Os procuradores consideraram não terem indícios suficientes para acusar João Cordeiro de abuso de poder, mas que resulta do seu depoimento e de e-mails apreendidos indícios da prática de falsidade de testemunho, razão pela qual extraíram certidão para investigação.

Do rol de 112 testemunhas de acusação constam também vários militares do exército, nomeadamente Manuel Estalagem (PJM), Paulo Lopes dos Santos (PJM), João Belgalinha (PJM) e o coronel José António da Fonseca e Costa, ex-chefe de gabinete de Rovisco Duarte, além de elementos da GNR.

O deputado socialista Tiago Barbosa Ribeiro é outra das testemunhas que o MP quer ouvir em julgamento depois de este ter enviado e recebido mensagens de Azeredo Lopes sobre o furto e a recuperação do material de Tancos, a 18 de outubro de 2017, dia em que foi anunciado a recuperação das armas.

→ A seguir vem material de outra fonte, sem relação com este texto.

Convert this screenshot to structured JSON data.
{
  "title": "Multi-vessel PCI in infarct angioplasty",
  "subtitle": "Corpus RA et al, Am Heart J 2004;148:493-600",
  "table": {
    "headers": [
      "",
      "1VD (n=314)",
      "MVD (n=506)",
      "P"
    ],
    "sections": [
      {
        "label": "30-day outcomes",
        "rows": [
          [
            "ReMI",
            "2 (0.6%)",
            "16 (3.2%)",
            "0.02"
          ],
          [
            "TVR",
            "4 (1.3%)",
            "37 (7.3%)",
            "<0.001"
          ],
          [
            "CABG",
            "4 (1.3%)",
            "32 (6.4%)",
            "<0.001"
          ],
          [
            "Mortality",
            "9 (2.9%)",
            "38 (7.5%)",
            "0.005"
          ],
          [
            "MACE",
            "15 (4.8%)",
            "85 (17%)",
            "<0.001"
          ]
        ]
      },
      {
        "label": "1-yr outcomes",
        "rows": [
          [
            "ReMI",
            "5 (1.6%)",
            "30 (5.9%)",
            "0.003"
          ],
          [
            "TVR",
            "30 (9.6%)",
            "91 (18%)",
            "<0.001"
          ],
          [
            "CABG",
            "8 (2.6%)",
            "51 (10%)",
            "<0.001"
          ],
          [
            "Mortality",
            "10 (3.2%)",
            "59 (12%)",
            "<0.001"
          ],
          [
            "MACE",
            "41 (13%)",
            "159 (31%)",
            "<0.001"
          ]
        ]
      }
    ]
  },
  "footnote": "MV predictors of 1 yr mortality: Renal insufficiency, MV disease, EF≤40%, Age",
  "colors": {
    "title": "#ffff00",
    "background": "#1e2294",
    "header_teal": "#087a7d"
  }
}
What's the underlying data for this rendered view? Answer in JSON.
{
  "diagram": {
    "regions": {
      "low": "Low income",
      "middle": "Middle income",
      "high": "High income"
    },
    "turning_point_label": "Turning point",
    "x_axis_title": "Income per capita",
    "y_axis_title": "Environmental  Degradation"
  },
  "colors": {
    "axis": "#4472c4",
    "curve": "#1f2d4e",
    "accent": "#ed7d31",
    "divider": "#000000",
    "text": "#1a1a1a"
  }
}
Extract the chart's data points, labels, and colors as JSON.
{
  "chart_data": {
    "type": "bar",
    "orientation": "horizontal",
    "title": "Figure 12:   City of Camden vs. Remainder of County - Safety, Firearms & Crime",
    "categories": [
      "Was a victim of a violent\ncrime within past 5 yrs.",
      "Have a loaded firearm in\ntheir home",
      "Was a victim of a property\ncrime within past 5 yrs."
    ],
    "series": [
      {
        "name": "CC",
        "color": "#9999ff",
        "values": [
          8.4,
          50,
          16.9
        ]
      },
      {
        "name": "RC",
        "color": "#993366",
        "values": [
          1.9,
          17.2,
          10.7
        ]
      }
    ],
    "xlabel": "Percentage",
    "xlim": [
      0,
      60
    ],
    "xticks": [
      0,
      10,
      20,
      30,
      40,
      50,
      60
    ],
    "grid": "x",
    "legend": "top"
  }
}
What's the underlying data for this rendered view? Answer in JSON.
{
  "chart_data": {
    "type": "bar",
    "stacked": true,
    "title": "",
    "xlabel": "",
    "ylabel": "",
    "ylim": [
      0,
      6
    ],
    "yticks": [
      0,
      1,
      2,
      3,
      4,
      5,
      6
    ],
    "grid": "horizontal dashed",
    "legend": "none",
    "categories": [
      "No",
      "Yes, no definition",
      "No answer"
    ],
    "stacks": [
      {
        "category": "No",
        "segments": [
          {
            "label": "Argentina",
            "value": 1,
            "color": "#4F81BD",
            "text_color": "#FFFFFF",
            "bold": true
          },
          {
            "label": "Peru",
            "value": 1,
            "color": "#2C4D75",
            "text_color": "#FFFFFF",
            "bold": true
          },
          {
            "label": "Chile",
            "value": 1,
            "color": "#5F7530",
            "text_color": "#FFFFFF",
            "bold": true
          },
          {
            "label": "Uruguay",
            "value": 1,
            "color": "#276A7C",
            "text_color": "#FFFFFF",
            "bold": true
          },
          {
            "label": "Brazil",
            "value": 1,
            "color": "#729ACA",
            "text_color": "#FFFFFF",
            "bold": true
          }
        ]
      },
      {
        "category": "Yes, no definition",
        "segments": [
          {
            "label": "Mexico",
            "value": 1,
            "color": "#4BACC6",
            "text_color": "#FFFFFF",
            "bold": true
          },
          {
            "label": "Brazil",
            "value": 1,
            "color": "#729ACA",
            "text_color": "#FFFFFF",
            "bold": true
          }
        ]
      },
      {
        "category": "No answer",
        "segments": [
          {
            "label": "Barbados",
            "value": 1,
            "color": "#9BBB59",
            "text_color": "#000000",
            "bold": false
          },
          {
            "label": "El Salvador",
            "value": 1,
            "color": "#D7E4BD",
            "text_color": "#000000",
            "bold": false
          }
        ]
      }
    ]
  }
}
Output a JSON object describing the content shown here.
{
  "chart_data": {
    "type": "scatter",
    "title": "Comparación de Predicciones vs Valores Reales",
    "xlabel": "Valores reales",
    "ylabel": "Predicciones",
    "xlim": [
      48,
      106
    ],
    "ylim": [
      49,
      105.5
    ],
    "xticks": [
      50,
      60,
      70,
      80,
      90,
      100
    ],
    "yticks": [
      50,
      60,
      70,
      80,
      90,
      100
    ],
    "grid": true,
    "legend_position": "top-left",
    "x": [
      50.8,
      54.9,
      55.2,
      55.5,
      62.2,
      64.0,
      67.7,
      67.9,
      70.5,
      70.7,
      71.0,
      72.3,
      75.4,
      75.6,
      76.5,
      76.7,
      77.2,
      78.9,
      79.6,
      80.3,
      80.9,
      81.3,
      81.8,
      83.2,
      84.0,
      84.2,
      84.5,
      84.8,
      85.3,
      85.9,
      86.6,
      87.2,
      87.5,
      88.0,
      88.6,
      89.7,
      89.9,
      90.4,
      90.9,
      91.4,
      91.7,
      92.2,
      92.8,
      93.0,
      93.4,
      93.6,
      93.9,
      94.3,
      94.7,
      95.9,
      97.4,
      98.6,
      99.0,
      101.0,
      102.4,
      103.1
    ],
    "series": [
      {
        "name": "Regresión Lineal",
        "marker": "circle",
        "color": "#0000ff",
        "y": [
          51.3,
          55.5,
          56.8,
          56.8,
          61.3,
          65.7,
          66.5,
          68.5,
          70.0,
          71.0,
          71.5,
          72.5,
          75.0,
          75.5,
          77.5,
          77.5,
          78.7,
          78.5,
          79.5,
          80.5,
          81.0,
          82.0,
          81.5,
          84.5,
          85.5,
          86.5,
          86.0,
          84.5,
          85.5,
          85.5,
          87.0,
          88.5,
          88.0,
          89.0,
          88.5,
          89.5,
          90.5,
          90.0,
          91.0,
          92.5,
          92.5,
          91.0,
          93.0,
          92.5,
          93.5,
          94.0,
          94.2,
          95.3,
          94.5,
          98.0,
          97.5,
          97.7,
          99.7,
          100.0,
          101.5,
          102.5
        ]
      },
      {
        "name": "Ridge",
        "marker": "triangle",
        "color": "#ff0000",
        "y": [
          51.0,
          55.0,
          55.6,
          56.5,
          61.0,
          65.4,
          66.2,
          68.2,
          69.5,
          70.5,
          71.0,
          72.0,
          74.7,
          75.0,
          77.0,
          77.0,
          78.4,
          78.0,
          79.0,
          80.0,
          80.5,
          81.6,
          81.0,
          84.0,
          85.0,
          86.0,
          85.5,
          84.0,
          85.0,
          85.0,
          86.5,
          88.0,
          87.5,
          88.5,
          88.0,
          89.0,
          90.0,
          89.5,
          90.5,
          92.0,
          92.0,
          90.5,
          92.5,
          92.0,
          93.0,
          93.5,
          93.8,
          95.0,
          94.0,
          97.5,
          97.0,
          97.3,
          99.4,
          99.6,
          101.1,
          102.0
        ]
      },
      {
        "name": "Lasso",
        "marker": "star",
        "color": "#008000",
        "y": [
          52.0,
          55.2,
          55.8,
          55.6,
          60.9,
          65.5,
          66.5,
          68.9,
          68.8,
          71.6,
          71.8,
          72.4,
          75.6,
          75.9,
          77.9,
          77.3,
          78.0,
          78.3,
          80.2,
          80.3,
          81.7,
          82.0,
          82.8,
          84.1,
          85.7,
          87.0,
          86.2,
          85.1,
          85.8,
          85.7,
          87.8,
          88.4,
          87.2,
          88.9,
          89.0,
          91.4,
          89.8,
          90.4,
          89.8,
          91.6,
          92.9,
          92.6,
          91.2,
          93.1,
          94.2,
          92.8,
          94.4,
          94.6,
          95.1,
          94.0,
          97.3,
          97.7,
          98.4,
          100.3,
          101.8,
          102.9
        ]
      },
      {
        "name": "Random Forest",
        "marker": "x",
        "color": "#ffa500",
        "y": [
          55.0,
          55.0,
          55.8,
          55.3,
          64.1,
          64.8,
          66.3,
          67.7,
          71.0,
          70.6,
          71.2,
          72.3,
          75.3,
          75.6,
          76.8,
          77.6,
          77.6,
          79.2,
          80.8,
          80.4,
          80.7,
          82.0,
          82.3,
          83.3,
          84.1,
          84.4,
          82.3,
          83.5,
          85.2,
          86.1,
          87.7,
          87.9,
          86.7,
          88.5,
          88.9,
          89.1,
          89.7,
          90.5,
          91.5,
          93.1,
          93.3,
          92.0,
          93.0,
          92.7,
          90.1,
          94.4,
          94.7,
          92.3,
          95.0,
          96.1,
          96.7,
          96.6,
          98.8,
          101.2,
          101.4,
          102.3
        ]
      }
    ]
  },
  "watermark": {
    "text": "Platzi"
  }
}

Os três procuradores do caso consideram que o depoimento destas 112 testemunhas é “absolutamente essencial para descoberta da verdade material”.

No final da investigação ao caso de Tancos, nove dos 23 arguidos foram acusados de planear e executar o furto do material militar dos paióis nacionais e os restantes 14, entre eles o ex-ministro Azeredo Lopes, da encenação que esteve na base da recuperação do equipamento.

Os restantes 14 arguidos, incluindo militares da PJM e da GNR, um técnico do Laboratório da PJM e o ex-ministro da Defesa Nacional Azeredo Lopes, são suspeitos da encenação que esteve na base da recuperação de grande parte do material militar.

Estão todos acusados pelos crimes de favorecimento pessoal, denegação de justiça e prevaricação, sendo que os militares e o técnico do Laboratório estão também acusados, designadamente, por crimes de falsificação de documento, tráfico e mediação de armas e associação criminosa.